Марвин довольно хрюкнул. Наконец-то все получилось. Артефакты у него, и он на расстоянии вытянутой руки от своей цели. В лице Зарентина, он же Рицци, он имел наготове в случае необходимости еще одного классического козла отпущения. Но до сих пор, по словам Брандау и Барри, полиция Германии не продвинулась ни на шаг ни по берлинскому нападению, ни по нападению на автобане.
— Что-то вы так мрачно поглядываете, Барри! Выкладывайте, что там у вас? — Марвин сверкнул взглядом на начальника своей службы безопасности, все еще выжидательно стоящего перед письменным столом.
— Лавалье исчез.
— Что это значит?
— Он все еще не вернулся. А намеревался сегодня в полдень быть снова здесь. Но его нет. Мы пытались с ним связаться. Он не отвечает.
— А в типографию звонили?
— Там все в порядке. Лавалье привез им последнюю корректуру вчера ночью, с тех пор машины и запущены в печать. Завтра утром тираж нам доставят.
Марвин поневоле вспомнил о банкротстве Лавалье.
— Он еще не разобрался со своей вчерашней реакцией. Если у него хватит ума, он подготовится к тому, чего я от него требую. В противном случае…
* * *
Жан Сантерье и Виктор Фэйвр кивнули своему начальнику в последний раз.

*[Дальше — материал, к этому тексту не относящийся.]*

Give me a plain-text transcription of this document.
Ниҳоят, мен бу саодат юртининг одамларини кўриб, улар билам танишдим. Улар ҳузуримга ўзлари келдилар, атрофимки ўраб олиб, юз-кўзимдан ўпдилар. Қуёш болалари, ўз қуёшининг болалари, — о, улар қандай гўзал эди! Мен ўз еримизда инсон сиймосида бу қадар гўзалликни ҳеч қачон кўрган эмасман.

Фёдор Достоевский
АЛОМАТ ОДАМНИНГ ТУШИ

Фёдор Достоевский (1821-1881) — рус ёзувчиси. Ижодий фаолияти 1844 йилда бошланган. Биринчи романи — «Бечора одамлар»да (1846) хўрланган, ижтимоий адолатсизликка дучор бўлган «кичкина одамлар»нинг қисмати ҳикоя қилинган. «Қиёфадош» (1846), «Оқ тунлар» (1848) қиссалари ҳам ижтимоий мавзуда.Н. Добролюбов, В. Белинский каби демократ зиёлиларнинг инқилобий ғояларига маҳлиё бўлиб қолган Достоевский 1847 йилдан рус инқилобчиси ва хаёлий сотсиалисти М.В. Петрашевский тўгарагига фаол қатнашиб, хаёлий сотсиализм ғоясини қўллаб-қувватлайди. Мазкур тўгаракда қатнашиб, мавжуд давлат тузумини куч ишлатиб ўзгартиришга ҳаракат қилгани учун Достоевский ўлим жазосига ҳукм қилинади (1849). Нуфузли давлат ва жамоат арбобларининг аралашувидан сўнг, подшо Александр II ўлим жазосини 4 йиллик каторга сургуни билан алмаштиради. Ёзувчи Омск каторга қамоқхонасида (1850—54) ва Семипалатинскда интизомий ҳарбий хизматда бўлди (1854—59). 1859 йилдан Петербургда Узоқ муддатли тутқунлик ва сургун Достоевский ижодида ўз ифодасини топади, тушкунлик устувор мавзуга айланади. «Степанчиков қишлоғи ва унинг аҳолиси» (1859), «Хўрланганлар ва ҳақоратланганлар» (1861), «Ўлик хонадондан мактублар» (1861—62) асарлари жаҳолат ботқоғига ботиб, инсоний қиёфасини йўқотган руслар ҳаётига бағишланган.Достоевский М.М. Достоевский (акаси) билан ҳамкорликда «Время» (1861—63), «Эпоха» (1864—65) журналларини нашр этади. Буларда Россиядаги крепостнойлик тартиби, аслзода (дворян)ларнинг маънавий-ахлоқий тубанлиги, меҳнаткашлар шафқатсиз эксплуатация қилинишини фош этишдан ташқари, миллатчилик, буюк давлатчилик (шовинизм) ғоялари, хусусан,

— Удачи! — пробормотал Поль Камбре, когда те взбирались по приставной лестнице на крышу автофургона. Фургон стоял среди деревьев непосредственно у металлической ограды высотой два с половиной метра, которая на этом месте огораживала имение Преторианцев.Еще один из «черных пантер» притаился на крыше с двумя большими рюкзаками, приготовленными для лазутчиков.
«Территория не просматривается. Если наши люди влезут на деревья, мы, конечно, всмотримся при помощи камер и инфракрасного излучения на пару метров вглубь, но до главного здания все равно не доберемся», — припомнил Сантерье свой собственный анализ, когда они обговаривали обстановку, и теперь этот анализ определял их действия.
— Что там видно на въезде? — спросил Камбре в свой микрофон.
— То и дело прибывают гости. Сейчас как раз въезжает очередная машина. Лавочка постепенно наполняется.
Главный инспектор глянул вверх на крышу, где ждали двое его ребят, и в знак подтверждения поднял вверх большой палец.
По показаниям Лавалье, территория охраняется свободно бегающими собаками. Но пока что они в процессе наблюдений не обнаружили ни одной и предполагали, что это связано с прибытием гостей. Этим шансом они и хотели воспользоваться.
Камбре не сомневался, что его люди управятся с собаками. Сантерье был в «черных пантерах» уже десять лет. Ничто не могло вывести его из равновесия с тех пор, как в Марселе, во время усмирения тюремного бунта, стоившего жизни двум охранникам, он — в качестве обменного заложника — ждал смерти в любую минуту. Дважды за четыре дня его выводили на казнь — для психологической пытки.